Il lavoro di Agamben, strutturato alla maniera di una folta raccolta di vivide testimonianze da parte di amici e visitatori, capaci di parlare da sole, anche nel rapporto con le tavole dell’atlante storico, ci aiuta a intuire, se non comprendere, la natura del consapevole occultamento operato dal poeta. Decisive appaiono, in particolare, le lettere, formali e agghiaccianti, della madre assente, pronta, fin quando visse, a pagare la retta necessaria al falegname per mantenere il figlio che tuttavia non andò mai a trovare.

E così il lettore può seguire l’avventura del giovane genio, a partire dal tempo in cui, tornando a piedi da Bordeaux, dove faceva il precettore, si presentò lacero e confuso a Francoforte coi segni evidenti di una crisi psichica devastante, dopo aver saputo della morte dell’amata Suzette, da lui chiamata Diotima, la mitica fanciulla greca, alla quale dedicò versi immortali: “Luce d’amore! anche ai morti rifulge il tuo oro!… / Diotima! intorno a noi intimamente uniti, per sempre…”. Da quel momento in poi si creò una cesura: trentasei anni di presunta dissennatezza successero a trentasei anni di apparente sanità. Ma forse dentro la mela lucida e colorata cresceva invece lo scorpione. E dietro lo sfacelo apparentemente ingiustificabile dei comportamenti finali si nascondeva una consapevolezza spettrale. Fra i tanti ritratti del poeta negli ultimi anni prendiamo quello del teologo Albert Diefenbach: «Sulla porta mi venne incontro un’alta, curva, spirituale figura.

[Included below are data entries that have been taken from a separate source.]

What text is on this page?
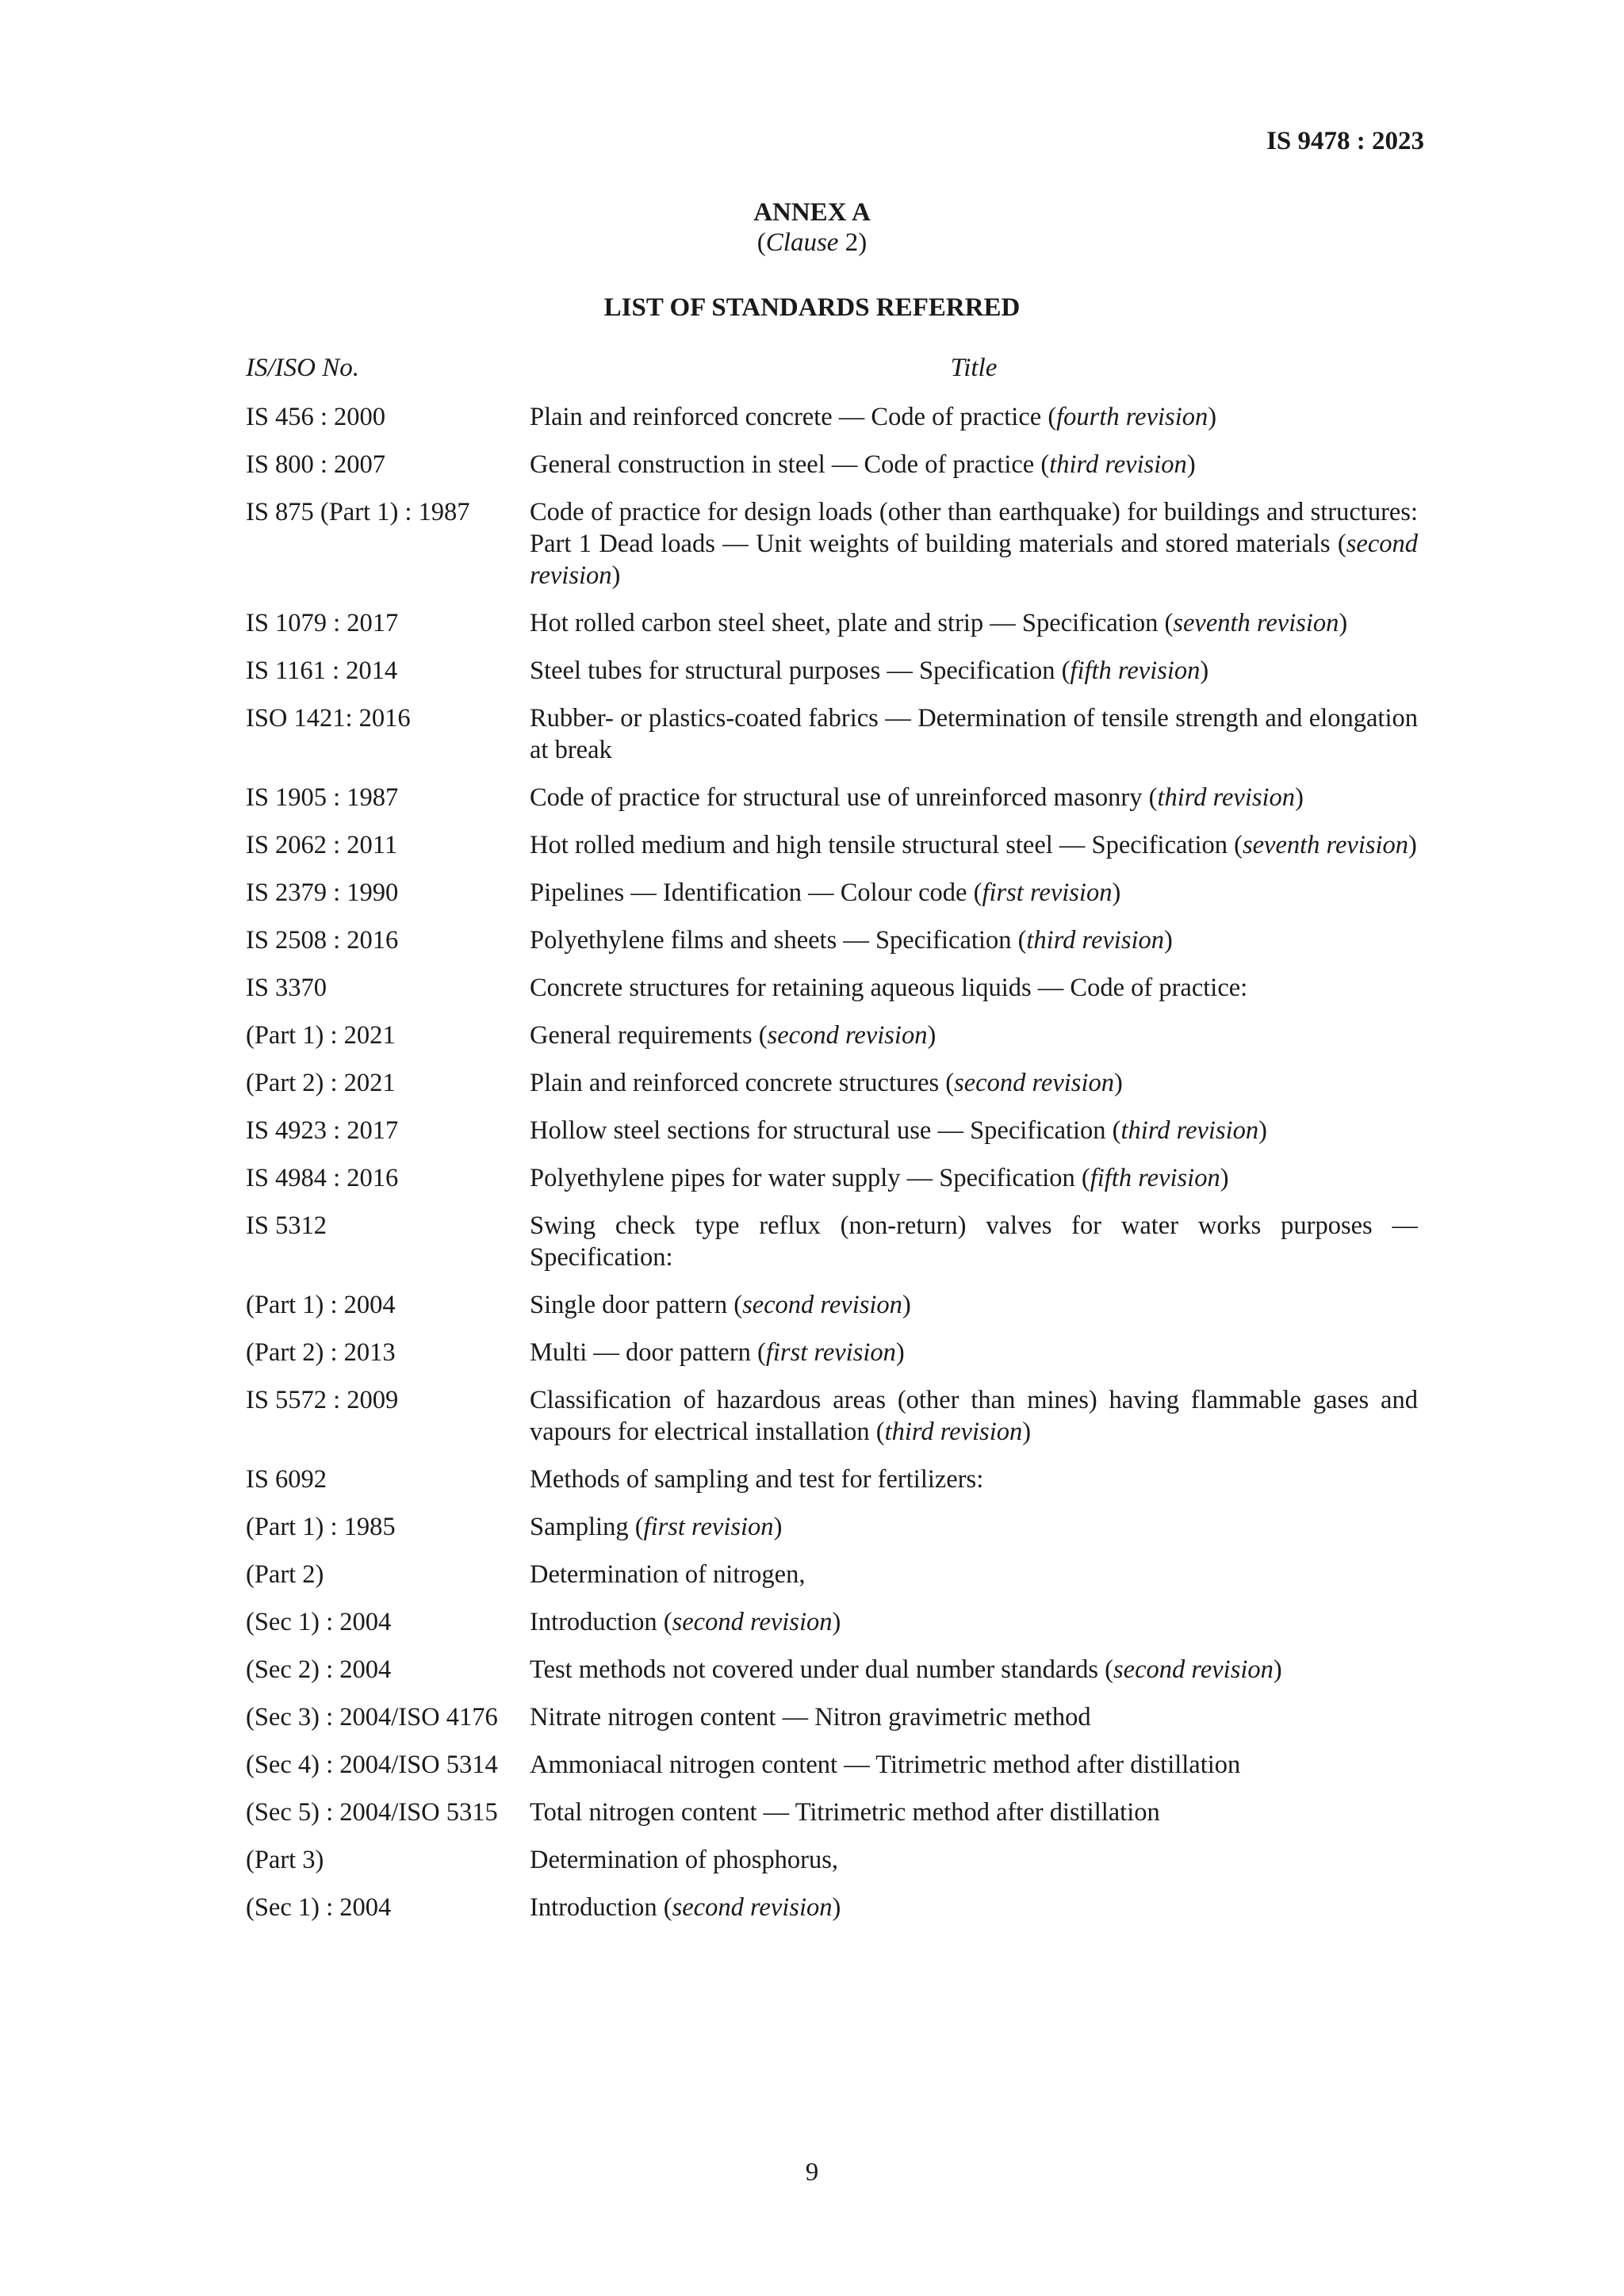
IS 9478 : 2023
ANNEX A
(Clause 2)
LIST OF STANDARDS REFERRED
IS/ISO No.	Title
IS 456 : 2000	Plain and reinforced concrete — Code of practice (fourth revision)
IS 800 : 2007	General construction in steel — Code of practice (third revision)
IS 875 (Part 1) : 1987	Code of practice for design loads (other than earthquake) for buildings and structures: Part 1 Dead loads — Unit weights of building materials and stored materials (second revision)
IS 1079 : 2017	Hot rolled carbon steel sheet, plate and strip — Specification (seventh revision)
IS 1161 : 2014	Steel tubes for structural purposes — Specification (fifth revision)
ISO 1421: 2016	Rubber- or plastics-coated fabrics — Determination of tensile strength and elongation at break
IS 1905 : 1987	Code of practice for structural use of unreinforced masonry (third revision)
IS 2062 : 2011	Hot rolled medium and high tensile structural steel — Specification (seventh revision)
IS 2379 : 1990	Pipelines — Identification — Colour code (first revision)
IS 2508 : 2016	Polyethylene films and sheets — Specification (third revision)
IS 3370	Concrete structures for retaining aqueous liquids — Code of practice:
(Part 1) : 2021	General requirements (second revision)
(Part 2) : 2021	Plain and reinforced concrete structures (second revision)
IS 4923 : 2017	Hollow steel sections for structural use — Specification (third revision)
IS 4984 : 2016	Polyethylene pipes for water supply — Specification (fifth revision)
IS 5312	Swing check type reflux (non-return) valves for water works purposes — Specification:
(Part 1) : 2004	Single door pattern (second revision)
(Part 2) : 2013	Multi — door pattern (first revision)
IS 5572 : 2009	Classification of hazardous areas (other than mines) having flammable gases and vapours for electrical installation (third revision)
IS 6092	Methods of sampling and test for fertilizers:
(Part 1) : 1985	Sampling (first revision)
(Part 2)	Determination of nitrogen,
(Sec 1) : 2004	Introduction (second revision)
(Sec 2) : 2004	Test methods not covered under dual number standards (second revision)
(Sec 3) : 2004/ISO 4176	Nitrate nitrogen content — Nitron gravimetric method
(Sec 4) : 2004/ISO 5314	Ammoniacal nitrogen content — Titrimetric method after distillation
(Sec 5) : 2004/ISO 5315	Total nitrogen content — Titrimetric method after distillation
(Part 3)	Determination of phosphorus,
(Sec 1) : 2004	Introduction (second revision)
9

Fui sopraffatto dallo sgomento. Lo sguardo fisso e confuso degli occhi incavati, l’alterazione convulsa dei muscoli del viso, lo scuotersi dei riccioli grigi, tutto il suo atteggiamento manifestavano la particolare natura di un pazzo. Con un incomprensibile e poliglotta fiotto di titoli, tra i quali riuscii a capire soltanto ‘Vostra maestrà, Altezza, Santità, Grazia, Signor Padre, gentile signore’ e una dozzina di segni di cortesia e profondi inchini, mi indirizzò da Zimmer».

Hölderlin non finge né scherza, come piuttosto farà l’Enrico IV di Luigi Pirandello. È serio, fino al punto di rendere vana l’antica opposizione fra pubblico e privato, che oggi, nell’era dei social, pare sul punto di crollare: «Anche in questo ci è vicino», sentenzia Agamben nella chiusa vertiginosa, «a noi che della distinzione fra le due sfere non sappiamo più nulla. La sua vita è una profezia di qualcosa che il suo tempo non poteva in alcun modo pensare senza sconfinare nella follia».